Les acteurs s’habillent au cinéma comme dans la vie et souvent eux-mêmes, contrairement aux actrices qui ont des costumières. Ils se fournissent à Londres, important la fameuse London Cut. Mais les tailleurs américains l’adaptent à la mentalité du pays, qui recherche le confort.
La guerre de 1939-1945 mondialise les « inventions » américaines, comme le « chino » des marins, le « flight » ou le « bombers » des pilotes. De même, Kennedy internationalise le « sack suit » Brooks Brothers et la chemise à col « button down » et Marlon Brando, le perfecto et le tee-shirt. La Beat Generation immortalise le blouson en daim de Jack Kerouac tandis que plus tard, le « friday wear » s’impose dans toutes les boîtes du monde.

L’arrivée des preppy

C’est dans la mode estivale que les Américains se signalent par leur audace : des couleurs acidulées ou pastel, dans des tissus ultralégers, des patchwork de madras, des motifs brodés d’inspiration Nouvelle Angleterre… Un détournement des codes conservateurs de la Ivy League qui formera le fond de la garde-robe des « preppys » (diminutif de « preparatory »).

Ralph Lauren va en être un des principaux créateurs. Au départ simple vendeur de cravate, dès 1967, il commence à dessiner des collections aux couleurs joyeuses inspirées de l’héritage Ivy. Il les vend sous la marque et le logo « Polo », parce que ce mot incarnait « l’argent, le style et que le polo était une sorte de mythe international ». Le succès est foudroyant. Aujourd’hui, son chiffre d’affaires se compte en milliard. Tout est promesse de bon goût, et chaque élément (un costume Purple Label, un pull en coton ou une chemise en chambray) raconte la vie d’un personnage : une sorte de concentré de mythologie masculine anglo-saxonne avec, pour décor, un ranch dans le Montana ou une villa aux Hamptons. Ralph Lauren vend aussi du rêve américain.

Une mode facile

Grand rival, Calvin Klein, a débuté pratiquement à la même époque. Sa mode est différente, plus minimaliste, et sa communication beaucoup plus agressive. C’est lui qui fait du caleçon en coton moulant le sous-vêtement masculin le plus sexy jamais inventé. Un succès phénoménal, qui fit dire à sa fille Marci :

« À chaque fois que je me mets au lit avec un homme, je vois le nom de mon père sur son caleçon ! »

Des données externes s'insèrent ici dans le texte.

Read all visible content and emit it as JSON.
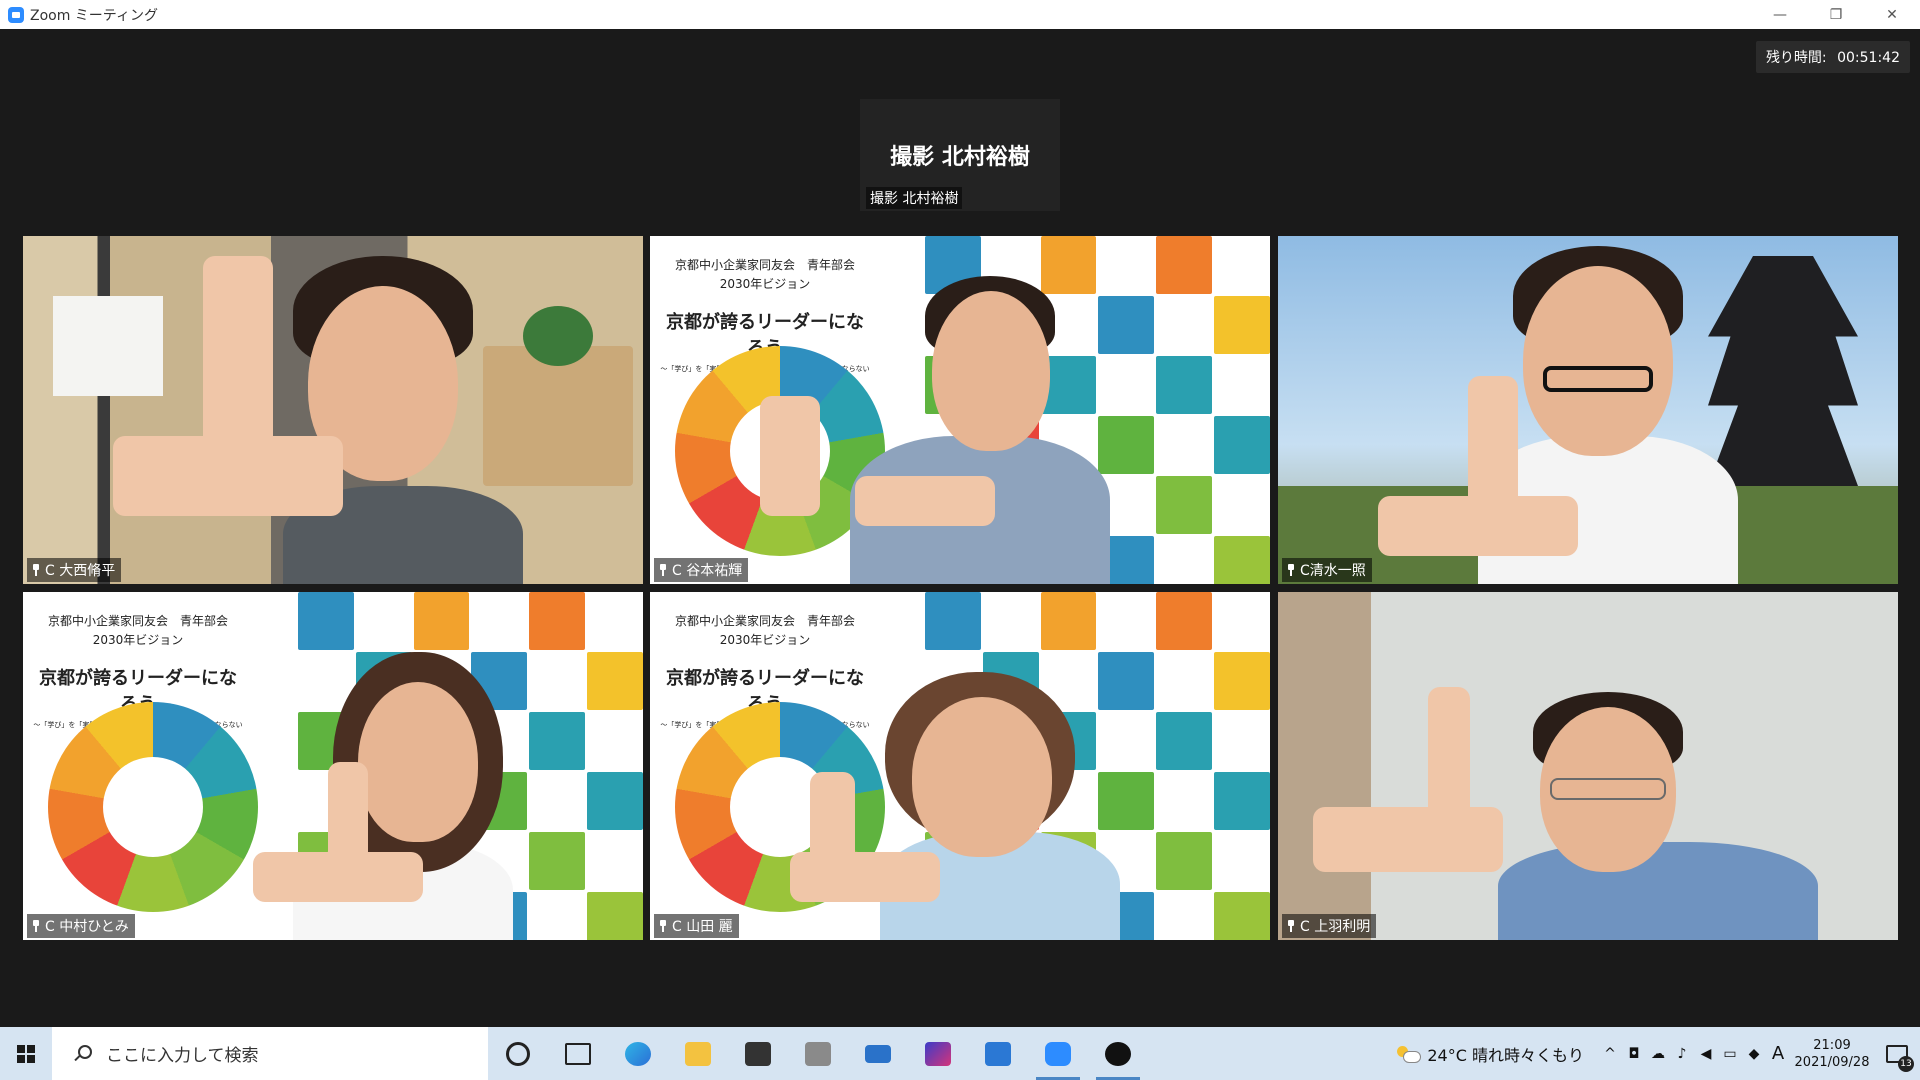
{
  "window": {
    "title": "Zoom ミーティング",
    "controls": {
      "minimize": "—",
      "restore": "❐",
      "close": "✕"
    }
  },
  "meeting": {
    "timer_label": "残り時間:",
    "timer_value": "00:51:42",
    "active_speaker": {
      "big_label": "撮影 北村裕樹",
      "name": "撮影 北村裕樹"
    },
    "participants": [
      {
        "name": "C 大西脩平"
      },
      {
        "name": "C 谷本祐輝"
      },
      {
        "name": "C清水一照"
      },
      {
        "name": "C 中村ひとみ"
      },
      {
        "name": "C 山田 麗"
      },
      {
        "name": "C 上羽利明"
      }
    ],
    "vision_slide": {
      "org": "京都中小企業家同友会　青年部会",
      "sub": "2030年ビジョン",
      "headline": "京都が誇るリーダーになろう",
      "tagline": "〜「学び」を「実践」し「成果」に繋げ、地域になくてはならない経営者へ〜"
    }
  },
  "taskbar": {
    "search_placeholder": "ここに入力して検索",
    "weather": "24°C  晴れ時々くもり",
    "time": "21:09",
    "date": "2021/09/28",
    "ime": "A",
    "notification_count": "13"
  },
  "colors": {
    "stage_bg": "#1a1a1a",
    "taskbar_bg": "#d6e4f2",
    "zoom_blue": "#2d8cff"
  }
}
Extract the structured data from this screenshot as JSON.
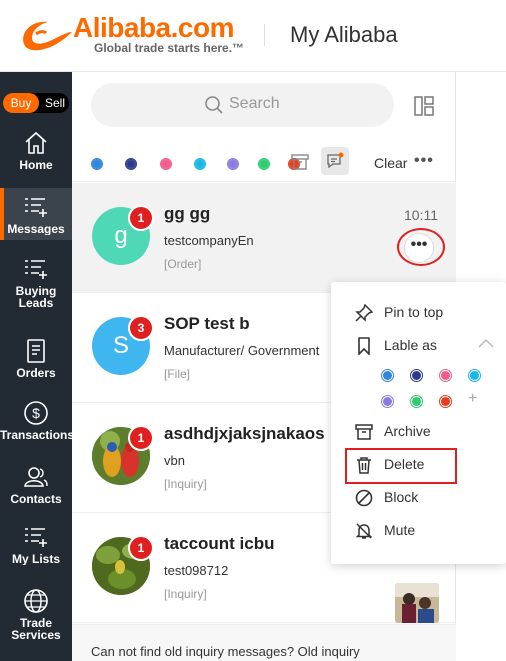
{
  "header": {
    "logo_word": "Alibaba.com",
    "logo_tagline": "Global trade starts here.™",
    "title": "My Alibaba"
  },
  "leftnav": {
    "buy_label": "Buy",
    "sell_label": "Sell",
    "items": [
      {
        "label": "Home",
        "icon": "home-icon"
      },
      {
        "label": "Messages",
        "icon": "messages-icon",
        "active": true
      },
      {
        "label": "Buying Leads",
        "icon": "buying-leads-icon"
      },
      {
        "label": "Orders",
        "icon": "orders-icon"
      },
      {
        "label": "Transactions",
        "icon": "dollar-icon"
      },
      {
        "label": "Contacts",
        "icon": "contacts-icon"
      },
      {
        "label": "My Lists",
        "icon": "lists-icon"
      },
      {
        "label": "Trade Services",
        "icon": "globe-icon"
      }
    ]
  },
  "search": {
    "placeholder": "Search"
  },
  "filterbar": {
    "colors": [
      "#2e86de",
      "#2b3a8c",
      "#f25c8a",
      "#17b8e6",
      "#8b7be0",
      "#2ecc71",
      "#e63c1e"
    ],
    "clear_label": "Clear",
    "more_label": "•••"
  },
  "conversations": [
    {
      "avatar_letter": "g",
      "avatar_color": "#4fd8b6",
      "badge": "1",
      "name": "gg gg",
      "sub": "testcompanyEn",
      "tag": "[Order]",
      "time": "10:11",
      "more": "•••"
    },
    {
      "avatar_letter": "S",
      "avatar_color": "#3fb6f0",
      "badge": "3",
      "name": "SOP test b",
      "sub": "Manufacturer/ Government",
      "tag": "[File]"
    },
    {
      "avatar_letter": "",
      "avatar_color": "#8c6a2e",
      "badge": "1",
      "name": "asdhdjxjaksjnakaos",
      "sub": "vbn",
      "tag": "[Inquiry]"
    },
    {
      "avatar_letter": "",
      "avatar_color": "#6c8a2a",
      "badge": "1",
      "name": "taccount icbu",
      "sub": "test098712",
      "tag": "[Inquiry]"
    }
  ],
  "footer": {
    "note": "Can not find old inquiry messages?  Old inquiry"
  },
  "popup": {
    "pin_label": "Pin to top",
    "label_as": "Lable as",
    "label_colors": [
      "#2e86de",
      "#2b3a8c",
      "#f25c8a",
      "#17b8e6",
      "#8b7be0",
      "#2ecc71",
      "#e63c1e"
    ],
    "plus": "+",
    "archive_label": "Archive",
    "delete_label": "Delete",
    "block_label": "Block",
    "mute_label": "Mute"
  }
}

Autre coqueluche de la rue, Tommy Hilfiger qui démocratisera le style preppy et surfera même un temps sur « l’Amérique hip hop ». J.Crew, Gant ou Abercombie&Fish, mais aussi Thom Browne, Michael Bastian, aujourd’hui, on ne compte plus les créateurs qui redessinent les contours de l’élégance américaine. Avec ses basiques, sa mode facile et son esprit « décontracté », le preppy est partout et fait du style américain une référence intemporelle et planétaire.